Below are a few random and quick thoughts about the game:

  • First and foremost, the Mule looked good in his return. Both on the ice and off. He threw a good hit in the first, made some plays (for fucks sake he was the only person taking the puck off the boards and driving through the slot in the middle), and had some solid scoring opportunities. He kept up with play (although at the pace the rest of his teammates was playing there was no way he couldn't keep up). But the highlight would be his newly developed mustache. The only way it could have been better was if it had handle bars. Pure awesomeness. I'm convinced that after his ACL surgery he repeatedly watched Boogie Nights and now fancies himself some sort of American gigolo. Either way, great to have him back.
  • Bertuzzi somehow took a penalty in the first 2 minutes. Fuck you Bert.
  • Johnny Ericsson had a better night. He cleared some rebounds in front of his own net and had an assist on the Draper clusterfuck of a goal. Seriously, how the hell did that go in?
  • According to the Versus announcers, young James is a pitchback. Do they think before they speak, and why do I have the humor of an 11 year old boy.
  • On the Draper goal, Helm apparently was a little quick out of the gate and according to the 10 minutes dedicated to the subject by Versus, he cheated. Draper has taught the young grasshopper well.
  • The Wings were awful the first two periods. Painful to watch. So Versus cut to Datsyuk on the bench dangling his boogers. Nice double snot rocket. Guess he didn't feel like a little dangle dangle on the ice during the first 2 , but boogers, well that he felt like.
  • Howard faced 20 shots in the first. At this point, that probably bored him.
  • On the Wings first pp in the first period, they didn't have a shot on goal...just a fun little fact...
  • It was only a matter of time that the lack of defensive effort came and bit the Wings in their collectively slow ass. 3-1 Blues was hard to see, but the only surprising part, it wasn't worse...
  • Now obviously I'm not a professional athlete, so this next point will probably not be popular. There has been a great deal of talk regarding the teams motivation and how that is probably Babcocks fault. I disagree. These guys are PROFESSIONAL athletes. Sure they don't make as much money as basketball or football players but they still make obscene amounts of cash compared to the average person. Plus they have a job, where they get to play a game they love. Often a childhood dream achieved.

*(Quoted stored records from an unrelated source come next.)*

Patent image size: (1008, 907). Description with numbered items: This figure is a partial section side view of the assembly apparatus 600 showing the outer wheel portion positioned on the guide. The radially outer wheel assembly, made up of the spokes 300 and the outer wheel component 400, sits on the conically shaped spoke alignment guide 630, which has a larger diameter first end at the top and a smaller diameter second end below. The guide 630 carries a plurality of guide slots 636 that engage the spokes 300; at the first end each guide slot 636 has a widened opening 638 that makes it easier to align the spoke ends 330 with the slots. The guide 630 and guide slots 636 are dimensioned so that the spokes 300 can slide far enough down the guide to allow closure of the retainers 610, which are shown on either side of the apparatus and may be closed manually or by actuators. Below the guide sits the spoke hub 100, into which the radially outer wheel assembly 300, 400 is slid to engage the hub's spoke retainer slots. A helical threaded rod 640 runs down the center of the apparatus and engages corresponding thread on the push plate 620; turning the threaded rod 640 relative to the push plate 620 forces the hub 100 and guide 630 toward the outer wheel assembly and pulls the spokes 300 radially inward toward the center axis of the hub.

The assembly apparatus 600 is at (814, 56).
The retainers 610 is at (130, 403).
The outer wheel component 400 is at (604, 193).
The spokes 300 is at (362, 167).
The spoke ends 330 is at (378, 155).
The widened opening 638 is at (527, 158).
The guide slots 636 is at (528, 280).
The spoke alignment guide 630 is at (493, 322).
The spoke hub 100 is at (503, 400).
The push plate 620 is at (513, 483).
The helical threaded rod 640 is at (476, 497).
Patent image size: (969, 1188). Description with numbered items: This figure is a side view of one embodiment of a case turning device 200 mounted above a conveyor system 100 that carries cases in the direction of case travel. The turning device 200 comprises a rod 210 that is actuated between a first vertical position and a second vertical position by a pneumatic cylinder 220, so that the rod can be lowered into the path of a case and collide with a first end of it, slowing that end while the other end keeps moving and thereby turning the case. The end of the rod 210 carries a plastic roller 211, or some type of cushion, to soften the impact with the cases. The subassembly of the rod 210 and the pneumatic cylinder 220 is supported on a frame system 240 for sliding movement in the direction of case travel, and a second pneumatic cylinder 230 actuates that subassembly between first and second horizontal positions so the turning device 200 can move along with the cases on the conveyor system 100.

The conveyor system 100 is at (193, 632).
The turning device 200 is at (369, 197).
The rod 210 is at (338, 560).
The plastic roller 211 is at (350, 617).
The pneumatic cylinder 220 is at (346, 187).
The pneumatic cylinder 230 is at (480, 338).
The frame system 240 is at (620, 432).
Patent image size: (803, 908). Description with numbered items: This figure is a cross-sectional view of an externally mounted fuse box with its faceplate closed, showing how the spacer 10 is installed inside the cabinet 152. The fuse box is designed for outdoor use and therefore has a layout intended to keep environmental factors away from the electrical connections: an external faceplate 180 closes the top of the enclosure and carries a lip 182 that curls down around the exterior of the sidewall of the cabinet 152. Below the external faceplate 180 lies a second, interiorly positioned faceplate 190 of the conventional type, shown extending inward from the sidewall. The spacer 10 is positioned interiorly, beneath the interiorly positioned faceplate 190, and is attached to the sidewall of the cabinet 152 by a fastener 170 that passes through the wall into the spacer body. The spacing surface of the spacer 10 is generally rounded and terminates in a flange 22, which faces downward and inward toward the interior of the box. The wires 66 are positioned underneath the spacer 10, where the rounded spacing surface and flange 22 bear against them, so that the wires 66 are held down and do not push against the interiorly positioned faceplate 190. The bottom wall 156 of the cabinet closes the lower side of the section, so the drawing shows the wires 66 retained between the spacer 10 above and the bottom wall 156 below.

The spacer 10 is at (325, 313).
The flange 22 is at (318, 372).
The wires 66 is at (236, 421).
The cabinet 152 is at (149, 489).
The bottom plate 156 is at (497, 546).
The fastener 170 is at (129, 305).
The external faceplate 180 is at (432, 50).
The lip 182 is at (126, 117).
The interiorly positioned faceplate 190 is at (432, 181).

And if that's not enough, wouldn't performing your fucking job be all the motivation you need? They aren't peewee players, or even college or junior players. They are in the NHL. Motivation may not be able to be maintained for 82 games a year. Let's face it, no one has their A game on everyday at work. But this seems unacceptable....Alright, stepping off soap box...
  • Somehow the Wings fought back with a little bit of help from lady luck and tied the game up to earn a point in overtime. A point we're happy to take but they didn't deserve.
  • Datsyuk showed up for the latter part of the game. Would have been great to have him for 3 whole periods.
  • I don't know about you, but I would be ok not seeing Zetterberg in any more shootouts. That was painful.

Next game is Thursday. Who honestly knows what team we will see on the ice. There is no way of telling. Either way it's time for the leaders in the dressing room to step up and demand more from themselves and from their team. The talent level is there, the time to make the playoffs is still there....now the players just need to jump on board.

What we do know for sure, Uncle Mike says young James is starting. I'd be interested to know the last Wings goaltender that faced this many shots per game. Just imagine what his save percentage would be with a little solid defense in front of him.

2 comments:

  1. "I'm convinced that after his ACL surgery he repeatedly watched Boogie Nights and now fancies himself some sort of American gigolo."

    Amazing. Also, the Versus announcers giggled like 12 year old girls when DMac said "enormous loads."